Why You Should Keep Going with Your Blog

Why you should keep going with your blog

Why you should keep going with your blog

This post is based on episode 89 of the ProBlogger podcast.

Last week I talked about ‘starting’, and why it’s the most important thing you’ll ever do as an entrepreneur.

This week I’m going to talk about the second most important thing you’ll ever do as an entrepreneur. And like so many of life’s lessons, there’s a story that captures the idea perfectly.

But this story isn’t mine. It’s actually one I came across while researching a project in high school. But it’s one that really resonated with me, and I hope you’ll find it just as useful.

A tale of two brothers

The year was 1851, and the Cavanagh brothers stood by a bend in a creek that had optimistically been named Golden Point by gold prospectors in days gone by.

The two brothers had been digging in their claim for days, along with around 600 other miners. Numerous miners had already found gold at this particular bend and made good (but not spectacular) money from their finds, which is why so many miners were there.

Most of that gold had been found in the top meter or so of sandy ground, which was relatively easy to get through. But below that was a hard layer of clay, and getting through that was backbreaking work.

The miners were also hearing rumours of richer pickings further up the creek. And so it wasn’t long before the entire area around the brothers’ claim was littered with abandoned holes, all about a meter deep.

But the two brothers stayed. They believed there was still gold to be found, and began the arduous task of digging into the hard clay that had sent everyone else packing.

They moved to an abandoned claim from another miner and began digging. Inch by inch they chipped away at the clay, only to find more of it. They went to bed that night with nothing but sore backs.

The next day they started digging again. Again they chipped away at the layer of clay inch by inch, only to find more of it underneath.
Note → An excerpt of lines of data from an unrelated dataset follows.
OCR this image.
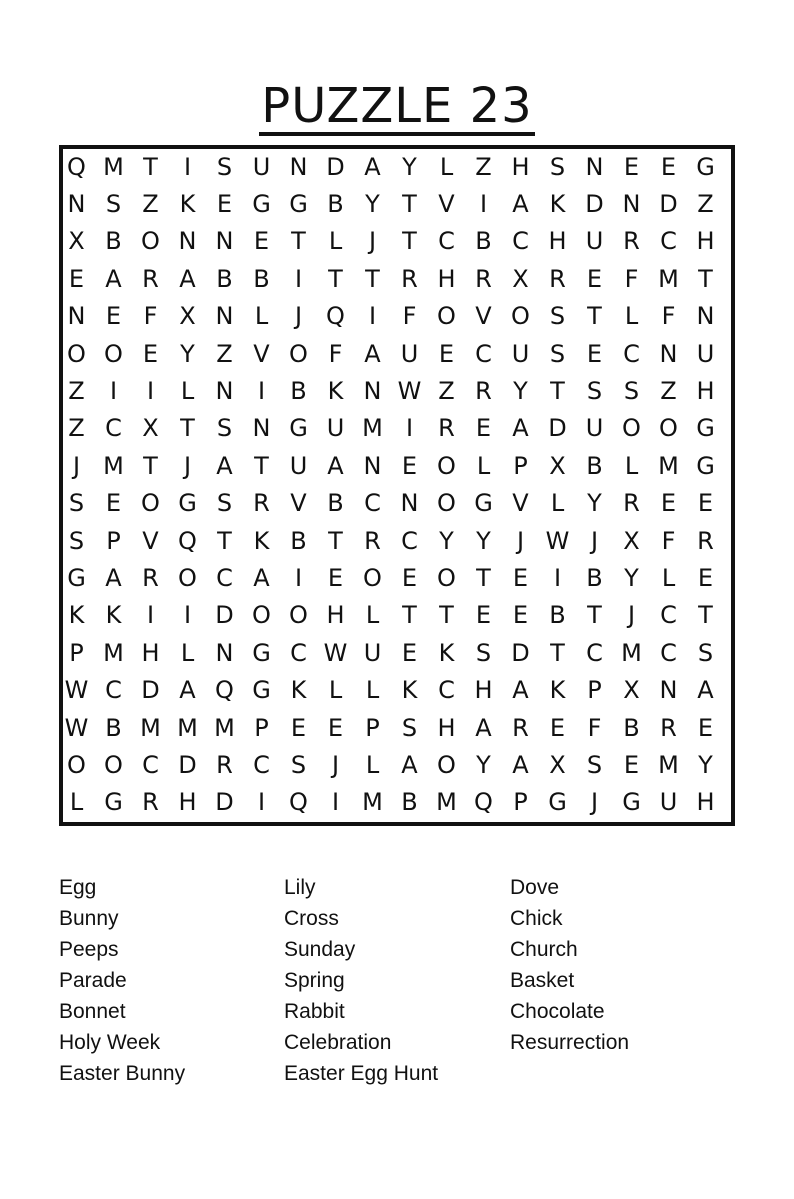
PUZZLE 23
Q M T	I	S U N D A Y L Z H S N E E G
N S Z K E G G B Y T V	I	A K D N D Z
X B O N N E T L	J	T C B C H U R C H
E A R A B B	I	T T R H R X R E F M T
N E F X N L	J	Q	I	F O V O S T L F N
O O E Y Z V O F A U E C U S E C N U
Z	I	I	L N	I	B K N W Z R Y T S S Z H
Z C X T S N G U M I	R E A D U O O G
J M T	J	A T U A N E O L P X B L M G
S E O G S R V B C N O G V L Y R E E
S P V Q T K B T R C Y Y	J W J	X F R
G A R O C A	I	E O E O T E	I	B Y L E
K K	I	I	D O O H L T T E E B T	J	C T
P M H L N G C W U E K S D T C M C S
W C D A Q G K L L K C H A K P X N A
W B M M M P E E P S H A R E F B R E
O O C D R C S	J	L A O Y A X S E M Y
L G R H D	I	Q	I M B M Q P G	J	G U H
Egg
Bunny
Peeps
Parade
Bonnet
Holy Week
Easter Bunny
Lily
Cross
Sunday
Spring
Rabbit
Celebration
Easter Egg Hunt
Dove
Chick
Church
Basket
Chocolate
Resurrection
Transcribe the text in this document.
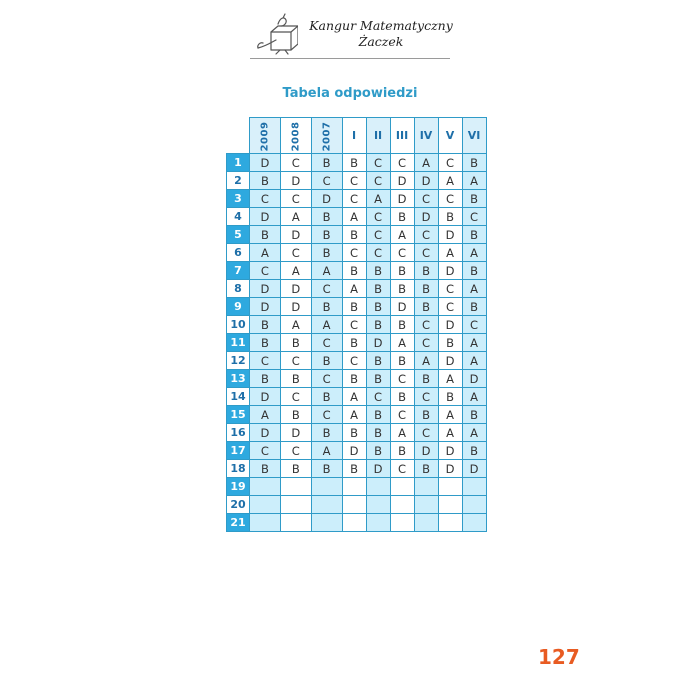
Kangur Matematyczny
Żaczek
Tabela odpowiedzi
	2009	2008	2007	I	II	III	IV	V	VI
1	D	C	B	B	C	C	A	C	B
2	B	D	C	C	C	D	D	A	A
3	C	C	D	C	A	D	C	C	B
4	D	A	B	A	C	B	D	B	C
5	B	D	B	B	C	A	C	D	B
6	A	C	B	C	C	C	C	A	A
7	C	A	A	B	B	B	B	D	B
8	D	D	C	A	B	B	B	C	A
9	D	D	B	B	B	D	B	C	B
10	B	A	A	C	B	B	C	D	C
11	B	B	C	B	D	A	C	B	A
12	C	C	B	C	B	B	A	D	A
13	B	B	C	B	B	C	B	A	D
14	D	C	B	A	C	B	C	B	A
15	A	B	C	A	B	C	B	A	B
16	D	D	B	B	B	A	C	A	A
17	C	C	A	D	B	B	D	D	B
18	B	B	B	B	D	C	B	D	D
19									
20									
21									
127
As sunset approached, the brothers finally broke through the last of the clay. The hole was now around two meters deep, and at the bottom they discovered an old creek bed that was centuries old. More importantly, they found pockets of gold that had been washed down from the mountains for hundreds of years.

The brothers worked feverishly through the night until their lamps gave out.

The next day they woke early and assessed their work. In the light of day, the full reality of what they’d uncovered began to sink in. There was gold below that clay—and lots of it.

In that day alone the Cavanagh brothers found 27 kilograms worth more than £3,500, which was more than enough to set them up for life.

Word of their success spread quickly. A month later there were 10,000 miners working in that area around Golden Point, who I imagine started digging a lot deeper than they normally would.

And the wider Ballarat area (just a few hours from where I live here in Australia) became the richest gold field in the world.

Sometimes you need to keep digging…

As I said, I learned about the Cavanagh brothers back in high school. And while I don’t even know their first names, I often think about them, and how they kept going when so many others had given up.

I also think about how their persistence not only led them to their fortune, but also encouraged others to try something new (i.e. dig deeper). People who saw them digging and probably thought they were crazy before were now doing the same.

Which is why persevering is the second most important thing you’ll do as an entrepreneur. Sometimes you need to do a lot of digging before you find success. But when things get tough, and people start abandoning their ‘claim’ and moving on to the next big thing, it can be tempting to do the same.

There have been times when I’ve felt a bit like the Cavanagh brothers. (As a blogger, I mean. I don’t like physical labor, and would never grab a pick and start digging into clay.) I’ve seen plenty of bloggers come and go over the years. Like me, they saw the opportunity to build something significant. But at soon as things got tough, they gave up and abandoned their blogs.

And there have been times when I’ve thought about giving up too.

I’ve seen a lot of bloggers abandon their work after deciding they’d be more successful on other platforms. Back when I started blogging, some of them were already talking about abandoning their blogs and moving to MySpace. And since then I’ve heard about many bloggers who abandoned their blogs to get on to Twitter, Tumblr, Facebook or Google Plus.

The blogosphere is littered with abandoned blogs. And I sometimes wonder what might have happened if they’d kept digging through the clay rather than abandoning their claim. Persistence doesn’t always lead to success, but it’s a big part of successful blogging (and success in pretty much every field).

… and sometimes you need to move on

However, in some situations you may be better off abandoning what you’re doing and moving on rather than flogging the proverbial dead horse.

Yes, the story of the Cavanagh brothers is a great example of how persistence can pay off. But I’m sure there are other stories about miners who spent far too much time digging in the same spot for little if any reward.

That can happen with blogging as well. And in those cases, quitting might actually be the best option.